This Could Be Our Future

This Could Be Our Future

A Manifesto for a More Generous World

Summary


Break free from a wealth-obsessed world

Western society is trapped by three assumptions: 1) the point of life is to maximize your self-interest and wealth, 2) we're individuals trapped in an adversarial world, and 3) that this path is inevitable.

These ideas separate us, keep us powerless, and limit our imagination for the future. We see them as the truth, but they are just a point of view that previous generations accepted as inevitable. It's time we replace them with something new.

In this bold, powerful book, Yancey Strickler – co-founder of Kickstarter – lays out an inspiring vision for a new world we have the power to create and how we can change course. While the pursuit of wealth has produced innovation and prosperity, it's also produced dire consequences: environmental collapse, corruption, exploitation, and unhappiness around the world. We don't have to get rid of money entirely, though: we can co-opt the tools we have used toward better measurement of what matters, technology, and specificity of goals--and refocus them to build a more generous, fair, and future-prepared society. By re-calibrating our definition of value, a world of scarcity can blossom into a world of abundance.

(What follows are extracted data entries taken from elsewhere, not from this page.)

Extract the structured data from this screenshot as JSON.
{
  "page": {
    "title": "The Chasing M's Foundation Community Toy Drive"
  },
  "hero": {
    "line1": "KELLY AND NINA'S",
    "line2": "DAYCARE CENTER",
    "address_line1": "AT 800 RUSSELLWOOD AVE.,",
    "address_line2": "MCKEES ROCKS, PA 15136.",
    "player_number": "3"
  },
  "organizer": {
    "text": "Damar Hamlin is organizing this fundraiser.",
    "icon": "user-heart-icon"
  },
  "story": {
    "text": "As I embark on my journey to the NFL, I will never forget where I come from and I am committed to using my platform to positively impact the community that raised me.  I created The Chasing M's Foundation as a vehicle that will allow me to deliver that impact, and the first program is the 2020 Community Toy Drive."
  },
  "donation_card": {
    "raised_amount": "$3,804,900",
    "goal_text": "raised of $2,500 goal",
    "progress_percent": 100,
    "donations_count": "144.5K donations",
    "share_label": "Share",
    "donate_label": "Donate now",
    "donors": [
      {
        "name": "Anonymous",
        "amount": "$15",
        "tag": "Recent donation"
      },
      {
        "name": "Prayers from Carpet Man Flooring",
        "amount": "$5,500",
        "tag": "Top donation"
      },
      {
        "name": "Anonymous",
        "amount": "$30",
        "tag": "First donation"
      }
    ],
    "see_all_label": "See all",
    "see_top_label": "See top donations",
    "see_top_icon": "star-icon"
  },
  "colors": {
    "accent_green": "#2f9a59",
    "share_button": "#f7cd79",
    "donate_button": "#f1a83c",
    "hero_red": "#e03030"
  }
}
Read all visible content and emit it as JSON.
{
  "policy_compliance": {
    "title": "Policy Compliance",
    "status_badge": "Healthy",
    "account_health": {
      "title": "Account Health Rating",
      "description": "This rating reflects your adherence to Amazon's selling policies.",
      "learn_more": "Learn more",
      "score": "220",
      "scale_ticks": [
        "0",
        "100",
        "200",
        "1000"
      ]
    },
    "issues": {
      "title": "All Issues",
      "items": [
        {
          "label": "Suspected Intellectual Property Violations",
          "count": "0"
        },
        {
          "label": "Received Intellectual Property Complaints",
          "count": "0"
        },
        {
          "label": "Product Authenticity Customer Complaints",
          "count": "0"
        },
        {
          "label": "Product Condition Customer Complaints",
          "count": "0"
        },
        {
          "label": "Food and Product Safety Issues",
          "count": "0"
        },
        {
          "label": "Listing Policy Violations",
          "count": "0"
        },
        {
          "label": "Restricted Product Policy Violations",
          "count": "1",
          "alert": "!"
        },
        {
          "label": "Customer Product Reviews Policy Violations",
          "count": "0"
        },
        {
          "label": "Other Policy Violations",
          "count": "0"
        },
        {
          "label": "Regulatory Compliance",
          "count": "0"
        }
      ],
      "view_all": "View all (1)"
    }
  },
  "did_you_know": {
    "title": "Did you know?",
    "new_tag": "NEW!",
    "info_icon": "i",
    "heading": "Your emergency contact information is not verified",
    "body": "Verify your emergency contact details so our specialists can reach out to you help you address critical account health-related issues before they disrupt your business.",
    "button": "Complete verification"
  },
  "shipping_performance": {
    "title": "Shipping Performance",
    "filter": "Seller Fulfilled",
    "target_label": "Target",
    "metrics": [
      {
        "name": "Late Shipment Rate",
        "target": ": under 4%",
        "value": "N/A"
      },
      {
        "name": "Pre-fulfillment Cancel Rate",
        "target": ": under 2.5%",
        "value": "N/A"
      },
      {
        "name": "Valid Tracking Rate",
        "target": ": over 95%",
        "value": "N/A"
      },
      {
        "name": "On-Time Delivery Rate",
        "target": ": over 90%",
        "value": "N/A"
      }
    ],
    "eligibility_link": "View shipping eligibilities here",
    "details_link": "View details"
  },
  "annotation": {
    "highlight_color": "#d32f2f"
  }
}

Hopeful but firmly grounded, full of concrete examples and bursting with creativity, This Could Be Our Future brilliantly dissects the world we live in and shows us a road map to the world we are capable of making.

Reviews

  • Want to actually change the world for the better? Start here
    Sophia Amoruso, bestselling author of #GIRLBOSS

About the author

Yancey Strickler

Yancey Strickler is a writer, speaker and co-founder of Kickstarter. He has appeared widely across the media around the world and been profiled in Wired, the Financial Times, The New York Times, New York Magazine, Forbes, and Vox. He was one of Fortune’s 40 Under 40, on Vanity Fair’s New Establishment List, and World Economic Forum Young Global Leader. The Spectator called him "one of the least obnoxious tech evangelists ever."